There was some grumbling, but in the end we agreed to move on. So we wasted no time in doing just that. Doing the six kilometres in three hours meant we needed to average 2km/hr (1.2 mph), which is not crazy fast, but does require a reasonable pace without too much stopping.
Death Hollow's Classic Look
I'm happy (both for the sake of my reputation and so that our objective could be achieved) to report that indeed, the footpaths were much better as soon as we resumed walking downcanyon. With the increased visitation from the BMT and from visitors to lower Death Hollow in general, very well-defined and smooth footpaths had developed. They often led across wide, grassy benches and saved considerable distance and time versus staying in the creek itself.
Fall Colors and Afternoon Light
Trail reports all indicate that there is thick poison ivy in much of middle and some of lower Death Hollow. We see the poison ivy (it turns a very brilliant red color in the fall) and we make efforts to walk past and through without brushing any exposed skin against it, but so far, no one in our group has experienced any indication of itchiness or redness from it. I have heard that the oil from the plant is much less potent in the fall, and the plants were clearly in fall mode. Or maybe we're all just immune. Who knows?
We continue downcanyon at a now-rapid pace towards the confluence with Mamie Creek. The footpath through the canyon continues to be well-defined and easy to walk on. Time in the water has mostly been reduced to quick crossings - most of our time is now spent on-trail.

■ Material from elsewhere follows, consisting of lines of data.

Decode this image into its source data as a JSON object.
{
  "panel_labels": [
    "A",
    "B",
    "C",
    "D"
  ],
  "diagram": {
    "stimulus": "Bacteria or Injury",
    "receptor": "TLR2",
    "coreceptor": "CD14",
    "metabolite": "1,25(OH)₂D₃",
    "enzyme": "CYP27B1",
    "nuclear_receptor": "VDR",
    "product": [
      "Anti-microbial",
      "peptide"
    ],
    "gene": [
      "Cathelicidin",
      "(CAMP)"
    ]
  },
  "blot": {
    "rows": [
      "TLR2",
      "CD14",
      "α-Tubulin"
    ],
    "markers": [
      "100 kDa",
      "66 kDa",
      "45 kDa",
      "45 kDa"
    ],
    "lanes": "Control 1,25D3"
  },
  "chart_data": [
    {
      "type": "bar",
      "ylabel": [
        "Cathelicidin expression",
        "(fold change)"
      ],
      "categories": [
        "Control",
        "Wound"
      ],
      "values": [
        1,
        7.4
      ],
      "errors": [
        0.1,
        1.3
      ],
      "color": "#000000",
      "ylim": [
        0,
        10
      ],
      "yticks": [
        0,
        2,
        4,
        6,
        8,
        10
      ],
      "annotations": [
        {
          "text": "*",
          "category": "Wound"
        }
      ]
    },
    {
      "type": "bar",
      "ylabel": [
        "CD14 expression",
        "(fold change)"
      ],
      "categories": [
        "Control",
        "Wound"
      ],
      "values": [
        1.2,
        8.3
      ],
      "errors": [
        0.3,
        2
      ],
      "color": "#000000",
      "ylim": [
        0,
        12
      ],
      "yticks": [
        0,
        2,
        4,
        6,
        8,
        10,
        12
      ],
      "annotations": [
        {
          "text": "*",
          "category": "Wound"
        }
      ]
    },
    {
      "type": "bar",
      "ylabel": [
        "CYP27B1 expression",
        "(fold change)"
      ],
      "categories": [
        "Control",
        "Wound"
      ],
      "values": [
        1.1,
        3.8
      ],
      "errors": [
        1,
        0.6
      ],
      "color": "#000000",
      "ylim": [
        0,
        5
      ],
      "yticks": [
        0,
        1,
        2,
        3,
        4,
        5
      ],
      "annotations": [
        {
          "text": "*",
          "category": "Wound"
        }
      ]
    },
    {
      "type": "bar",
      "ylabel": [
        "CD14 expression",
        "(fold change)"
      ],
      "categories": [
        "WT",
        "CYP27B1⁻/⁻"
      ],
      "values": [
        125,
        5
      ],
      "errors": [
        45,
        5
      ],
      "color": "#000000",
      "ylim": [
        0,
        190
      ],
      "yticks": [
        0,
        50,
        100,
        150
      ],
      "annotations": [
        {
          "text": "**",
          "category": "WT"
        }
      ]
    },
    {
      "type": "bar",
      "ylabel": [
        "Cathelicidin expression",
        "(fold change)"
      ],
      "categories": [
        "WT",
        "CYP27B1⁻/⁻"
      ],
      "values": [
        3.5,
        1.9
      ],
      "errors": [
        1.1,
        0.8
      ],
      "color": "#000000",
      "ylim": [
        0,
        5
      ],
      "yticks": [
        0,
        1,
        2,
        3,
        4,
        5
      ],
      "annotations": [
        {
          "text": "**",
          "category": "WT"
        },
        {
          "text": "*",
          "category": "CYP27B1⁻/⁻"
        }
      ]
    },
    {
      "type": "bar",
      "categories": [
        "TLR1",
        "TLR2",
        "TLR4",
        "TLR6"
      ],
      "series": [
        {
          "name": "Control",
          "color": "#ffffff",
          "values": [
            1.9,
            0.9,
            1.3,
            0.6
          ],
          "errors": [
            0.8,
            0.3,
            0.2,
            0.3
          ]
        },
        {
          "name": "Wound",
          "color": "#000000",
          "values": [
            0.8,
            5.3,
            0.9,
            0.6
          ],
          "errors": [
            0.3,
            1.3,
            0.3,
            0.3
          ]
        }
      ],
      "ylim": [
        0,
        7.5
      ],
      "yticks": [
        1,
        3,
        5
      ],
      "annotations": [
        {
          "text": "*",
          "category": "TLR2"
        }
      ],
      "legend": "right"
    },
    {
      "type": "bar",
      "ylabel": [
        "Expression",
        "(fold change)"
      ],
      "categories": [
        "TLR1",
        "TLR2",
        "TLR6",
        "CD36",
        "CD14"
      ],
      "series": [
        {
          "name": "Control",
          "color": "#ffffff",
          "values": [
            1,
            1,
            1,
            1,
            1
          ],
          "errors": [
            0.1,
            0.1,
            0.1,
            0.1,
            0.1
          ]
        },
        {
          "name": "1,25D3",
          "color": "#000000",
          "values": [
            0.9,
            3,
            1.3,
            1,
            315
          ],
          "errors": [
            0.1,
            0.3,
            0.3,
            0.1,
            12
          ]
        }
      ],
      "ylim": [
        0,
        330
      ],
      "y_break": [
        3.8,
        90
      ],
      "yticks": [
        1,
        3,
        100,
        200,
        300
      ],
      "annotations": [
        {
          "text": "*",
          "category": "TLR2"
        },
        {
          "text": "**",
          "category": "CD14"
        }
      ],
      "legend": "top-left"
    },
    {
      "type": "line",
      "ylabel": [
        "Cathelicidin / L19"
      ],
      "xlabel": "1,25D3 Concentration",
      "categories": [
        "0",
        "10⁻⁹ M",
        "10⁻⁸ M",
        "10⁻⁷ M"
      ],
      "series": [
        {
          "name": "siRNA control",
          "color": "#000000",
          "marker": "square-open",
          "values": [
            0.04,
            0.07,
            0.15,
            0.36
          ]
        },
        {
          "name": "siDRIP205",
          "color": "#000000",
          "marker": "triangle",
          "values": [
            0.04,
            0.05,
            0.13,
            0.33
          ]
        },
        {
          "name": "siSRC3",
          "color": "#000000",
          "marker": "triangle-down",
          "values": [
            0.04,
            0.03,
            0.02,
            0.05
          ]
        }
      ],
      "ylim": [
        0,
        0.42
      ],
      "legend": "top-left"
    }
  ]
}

We come across one potential campsite halfway through the walk between the BMT and Mamie Creek, where we have another debate about whether or not we should stop. It is clear now that we are indeed making much better distance for a given amount of time, so the arguments for stopping are weaker than they were before. We continue our march.
The wind has picked up this afternoon, blowing fields of head-high grasses back and forth as we cross. Then a short section of narrows (easy wading) and then we are there. The small flow of Mamie Creek comes in from the right. We have arrived. Two hours and a half to cover the six kilometres. Well-done!
Final Narrows before Mamie
I quickly scout about for good campsite and find one on a rounded vegetated ridge above the confluence. In fact, there doesn't seem to be much else here (although to be honest, I didn't look too thoroughly) so I'm grateful that it is not occupied. There's enough space here for all of our tents.
Our progress has been so good that we're actually fully set up by the time the sun sets, and we have a good 45 minutes of usable twilight to have our dinner and get settled in for the night. We can tell that we're again further into a lower desert climate, as the air is another increment milder than the night before. And just like the last few evenings, it was perfectly still and calm, with excellent sky clarity. We enjoy the coming of the night and the resultant blanket of stars overhead. Pu and I both elect to camp in the open (rather than in our tents).